You are viewing a plain text version of this content. The canonical link for it is here.

Posted to user@storm.apache.org by "Hart, James W." <jw...@seic.com> on 2016/07/15 13:36:46 UTC

General question about how many topologies can run in a smallish cluster.

I have a 5 VM cluster with 16 gig 8 core machines, and 3 of the machines are worker nodes.  Can anyone give input on how many topologies should/can be run on the cluster?  We are currently running 40 topologies in this dev cluster and having tons of stability and topology startup issues.  These topologies are running bursty workloads in a few of these topologies, but mostly they are doing nothing.

I'm looking for a sanity check as we are having severe stability issues with (nimbus crashing, supervisors crashing, topologies failing to startup.).  Our topologies are failing to startup because the 3 workers launch with too big a time lag between them (~3 minutes),and by the time the 2nd and 3rd startup the first have given up making netty connections to the others.  Once our topologies fail to connect they give up.

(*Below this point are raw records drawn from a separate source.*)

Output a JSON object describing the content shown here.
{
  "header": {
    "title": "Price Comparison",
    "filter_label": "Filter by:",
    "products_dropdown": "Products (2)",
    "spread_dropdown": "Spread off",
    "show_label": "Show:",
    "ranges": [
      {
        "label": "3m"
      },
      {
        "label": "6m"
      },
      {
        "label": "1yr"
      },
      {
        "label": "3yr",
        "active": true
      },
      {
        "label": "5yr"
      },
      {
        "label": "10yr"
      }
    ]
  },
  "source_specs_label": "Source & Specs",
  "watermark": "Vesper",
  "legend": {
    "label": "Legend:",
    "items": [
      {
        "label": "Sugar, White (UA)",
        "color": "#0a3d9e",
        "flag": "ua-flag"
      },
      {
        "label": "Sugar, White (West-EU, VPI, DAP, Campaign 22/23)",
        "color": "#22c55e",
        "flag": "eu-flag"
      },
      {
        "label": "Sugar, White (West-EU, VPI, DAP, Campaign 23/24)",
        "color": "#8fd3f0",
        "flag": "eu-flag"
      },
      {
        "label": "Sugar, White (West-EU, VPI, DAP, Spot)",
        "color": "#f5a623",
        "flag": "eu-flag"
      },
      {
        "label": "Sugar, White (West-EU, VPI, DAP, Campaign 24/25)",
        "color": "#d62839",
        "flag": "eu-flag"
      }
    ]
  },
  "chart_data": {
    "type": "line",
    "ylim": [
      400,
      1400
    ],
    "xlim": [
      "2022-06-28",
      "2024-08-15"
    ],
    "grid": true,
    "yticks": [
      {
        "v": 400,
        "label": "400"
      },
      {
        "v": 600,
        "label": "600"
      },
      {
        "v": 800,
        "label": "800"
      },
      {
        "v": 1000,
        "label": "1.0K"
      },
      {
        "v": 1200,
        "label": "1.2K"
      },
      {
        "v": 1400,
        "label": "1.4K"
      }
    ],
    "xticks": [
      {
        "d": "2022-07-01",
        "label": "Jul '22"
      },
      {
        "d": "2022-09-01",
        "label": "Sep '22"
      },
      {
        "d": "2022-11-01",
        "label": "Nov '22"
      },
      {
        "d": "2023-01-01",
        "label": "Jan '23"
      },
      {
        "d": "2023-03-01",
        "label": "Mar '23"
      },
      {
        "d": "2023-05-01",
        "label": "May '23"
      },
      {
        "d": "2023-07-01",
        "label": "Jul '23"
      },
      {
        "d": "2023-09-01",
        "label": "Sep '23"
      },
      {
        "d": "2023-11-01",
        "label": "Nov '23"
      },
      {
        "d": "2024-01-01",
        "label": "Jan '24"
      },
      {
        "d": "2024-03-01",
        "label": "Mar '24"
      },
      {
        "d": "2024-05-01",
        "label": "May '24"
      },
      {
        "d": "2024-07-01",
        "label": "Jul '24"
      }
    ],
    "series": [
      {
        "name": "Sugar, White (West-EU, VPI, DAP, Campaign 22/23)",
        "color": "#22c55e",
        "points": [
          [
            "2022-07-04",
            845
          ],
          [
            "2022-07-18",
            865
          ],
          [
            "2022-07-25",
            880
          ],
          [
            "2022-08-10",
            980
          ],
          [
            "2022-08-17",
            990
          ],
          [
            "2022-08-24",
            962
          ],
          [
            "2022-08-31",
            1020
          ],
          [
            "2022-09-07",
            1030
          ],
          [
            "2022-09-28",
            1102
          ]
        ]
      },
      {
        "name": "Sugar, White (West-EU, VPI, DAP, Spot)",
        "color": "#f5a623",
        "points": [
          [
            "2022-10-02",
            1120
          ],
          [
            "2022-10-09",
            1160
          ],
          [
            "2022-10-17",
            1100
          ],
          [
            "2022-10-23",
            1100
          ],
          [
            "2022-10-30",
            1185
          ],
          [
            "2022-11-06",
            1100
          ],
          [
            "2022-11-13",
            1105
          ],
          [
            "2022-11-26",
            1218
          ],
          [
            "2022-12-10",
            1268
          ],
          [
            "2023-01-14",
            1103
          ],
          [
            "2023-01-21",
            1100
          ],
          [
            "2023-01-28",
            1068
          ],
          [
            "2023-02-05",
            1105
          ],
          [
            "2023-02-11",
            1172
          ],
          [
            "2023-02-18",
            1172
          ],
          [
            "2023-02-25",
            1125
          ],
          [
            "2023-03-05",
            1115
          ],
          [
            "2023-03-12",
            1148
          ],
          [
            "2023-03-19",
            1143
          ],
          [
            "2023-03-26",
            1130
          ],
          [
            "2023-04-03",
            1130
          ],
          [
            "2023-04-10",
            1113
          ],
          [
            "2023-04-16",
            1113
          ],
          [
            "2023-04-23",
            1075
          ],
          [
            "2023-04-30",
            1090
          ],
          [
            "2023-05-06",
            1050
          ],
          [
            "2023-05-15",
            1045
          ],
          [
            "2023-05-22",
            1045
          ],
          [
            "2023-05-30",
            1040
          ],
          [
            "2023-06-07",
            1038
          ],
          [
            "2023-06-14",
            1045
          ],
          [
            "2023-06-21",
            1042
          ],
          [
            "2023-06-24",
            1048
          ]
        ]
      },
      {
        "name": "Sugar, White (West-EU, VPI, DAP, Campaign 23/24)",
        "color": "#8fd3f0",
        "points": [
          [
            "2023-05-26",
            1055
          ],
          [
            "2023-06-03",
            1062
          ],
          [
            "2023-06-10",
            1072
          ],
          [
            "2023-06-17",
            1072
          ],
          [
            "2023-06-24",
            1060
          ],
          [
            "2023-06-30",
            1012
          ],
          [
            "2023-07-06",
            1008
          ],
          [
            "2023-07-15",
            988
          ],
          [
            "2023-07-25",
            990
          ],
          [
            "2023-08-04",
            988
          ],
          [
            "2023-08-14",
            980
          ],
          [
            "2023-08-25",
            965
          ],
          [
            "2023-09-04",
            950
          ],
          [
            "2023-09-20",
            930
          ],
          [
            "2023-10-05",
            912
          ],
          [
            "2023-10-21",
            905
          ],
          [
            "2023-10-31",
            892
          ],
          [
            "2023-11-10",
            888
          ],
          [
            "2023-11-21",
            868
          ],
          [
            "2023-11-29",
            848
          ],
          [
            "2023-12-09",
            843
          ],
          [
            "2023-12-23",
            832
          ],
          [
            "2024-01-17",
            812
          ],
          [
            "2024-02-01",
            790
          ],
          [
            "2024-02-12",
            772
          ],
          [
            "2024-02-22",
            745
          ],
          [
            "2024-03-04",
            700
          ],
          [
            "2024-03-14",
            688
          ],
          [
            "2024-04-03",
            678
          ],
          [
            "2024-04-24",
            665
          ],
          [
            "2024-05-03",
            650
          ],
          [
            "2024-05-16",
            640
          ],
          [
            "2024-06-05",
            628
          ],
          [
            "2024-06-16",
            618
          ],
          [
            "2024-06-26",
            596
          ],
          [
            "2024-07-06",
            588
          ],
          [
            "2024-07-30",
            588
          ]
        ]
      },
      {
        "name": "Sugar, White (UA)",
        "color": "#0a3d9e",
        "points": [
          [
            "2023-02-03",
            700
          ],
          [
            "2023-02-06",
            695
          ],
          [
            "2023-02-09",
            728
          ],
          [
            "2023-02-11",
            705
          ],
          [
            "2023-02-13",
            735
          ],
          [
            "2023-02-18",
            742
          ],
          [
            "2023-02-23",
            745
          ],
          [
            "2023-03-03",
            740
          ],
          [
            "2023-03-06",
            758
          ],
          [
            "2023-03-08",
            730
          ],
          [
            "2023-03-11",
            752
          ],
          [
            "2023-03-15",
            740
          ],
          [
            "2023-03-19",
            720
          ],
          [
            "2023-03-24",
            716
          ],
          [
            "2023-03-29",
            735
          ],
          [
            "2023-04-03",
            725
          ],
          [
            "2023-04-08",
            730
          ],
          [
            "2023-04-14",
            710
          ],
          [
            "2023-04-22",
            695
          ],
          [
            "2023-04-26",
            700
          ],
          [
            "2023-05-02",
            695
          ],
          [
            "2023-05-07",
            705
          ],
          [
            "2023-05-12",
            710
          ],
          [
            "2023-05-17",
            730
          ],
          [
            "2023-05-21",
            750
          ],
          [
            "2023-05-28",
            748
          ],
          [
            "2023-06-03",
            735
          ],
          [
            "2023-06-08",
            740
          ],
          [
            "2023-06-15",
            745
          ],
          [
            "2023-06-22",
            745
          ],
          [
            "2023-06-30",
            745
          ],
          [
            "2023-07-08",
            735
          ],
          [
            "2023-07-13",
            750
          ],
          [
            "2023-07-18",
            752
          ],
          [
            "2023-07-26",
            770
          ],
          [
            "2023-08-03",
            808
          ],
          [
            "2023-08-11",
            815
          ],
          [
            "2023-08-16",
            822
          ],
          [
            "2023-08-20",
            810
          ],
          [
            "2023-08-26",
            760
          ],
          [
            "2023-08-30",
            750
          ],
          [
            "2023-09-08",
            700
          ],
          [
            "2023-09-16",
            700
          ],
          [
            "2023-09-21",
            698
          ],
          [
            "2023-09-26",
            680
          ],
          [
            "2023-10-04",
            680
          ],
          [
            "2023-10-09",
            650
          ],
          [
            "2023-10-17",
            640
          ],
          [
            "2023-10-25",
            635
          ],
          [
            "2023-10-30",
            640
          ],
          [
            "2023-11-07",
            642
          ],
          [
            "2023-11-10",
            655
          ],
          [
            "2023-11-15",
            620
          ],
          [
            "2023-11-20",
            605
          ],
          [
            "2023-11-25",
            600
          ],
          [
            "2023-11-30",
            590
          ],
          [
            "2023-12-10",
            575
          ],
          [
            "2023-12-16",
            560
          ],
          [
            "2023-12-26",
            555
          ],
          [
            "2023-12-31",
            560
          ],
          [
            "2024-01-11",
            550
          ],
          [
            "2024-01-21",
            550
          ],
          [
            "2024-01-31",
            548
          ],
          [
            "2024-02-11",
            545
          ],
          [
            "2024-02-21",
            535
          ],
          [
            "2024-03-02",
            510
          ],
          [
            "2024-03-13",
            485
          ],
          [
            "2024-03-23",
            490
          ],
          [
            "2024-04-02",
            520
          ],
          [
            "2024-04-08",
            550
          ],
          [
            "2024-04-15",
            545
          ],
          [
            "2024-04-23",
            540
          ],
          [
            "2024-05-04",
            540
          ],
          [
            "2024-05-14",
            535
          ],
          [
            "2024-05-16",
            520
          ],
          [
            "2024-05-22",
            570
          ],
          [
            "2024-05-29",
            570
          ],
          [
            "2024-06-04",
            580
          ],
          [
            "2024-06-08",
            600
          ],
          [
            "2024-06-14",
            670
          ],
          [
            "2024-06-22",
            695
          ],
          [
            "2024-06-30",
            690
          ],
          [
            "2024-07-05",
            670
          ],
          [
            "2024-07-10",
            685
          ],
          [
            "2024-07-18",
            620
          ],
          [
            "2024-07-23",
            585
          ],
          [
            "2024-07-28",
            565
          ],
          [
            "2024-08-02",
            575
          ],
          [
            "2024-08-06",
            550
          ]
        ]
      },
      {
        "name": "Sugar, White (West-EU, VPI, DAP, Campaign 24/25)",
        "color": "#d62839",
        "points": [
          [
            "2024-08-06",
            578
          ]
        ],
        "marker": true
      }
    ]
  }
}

We have tuned the retry params used for the worker instances to connect so that they retry slower, and now they are connecting, but still hanging after connecting.  By hanging I mean the PIDs are still alive, but the logs stop logging and zero kafka message flow into even the 1 good worker topology that is still logging.    We are wondering if the retries are filling up stdout/stderr and if that is causing the thread to block.

Any input and help wold be appreciated.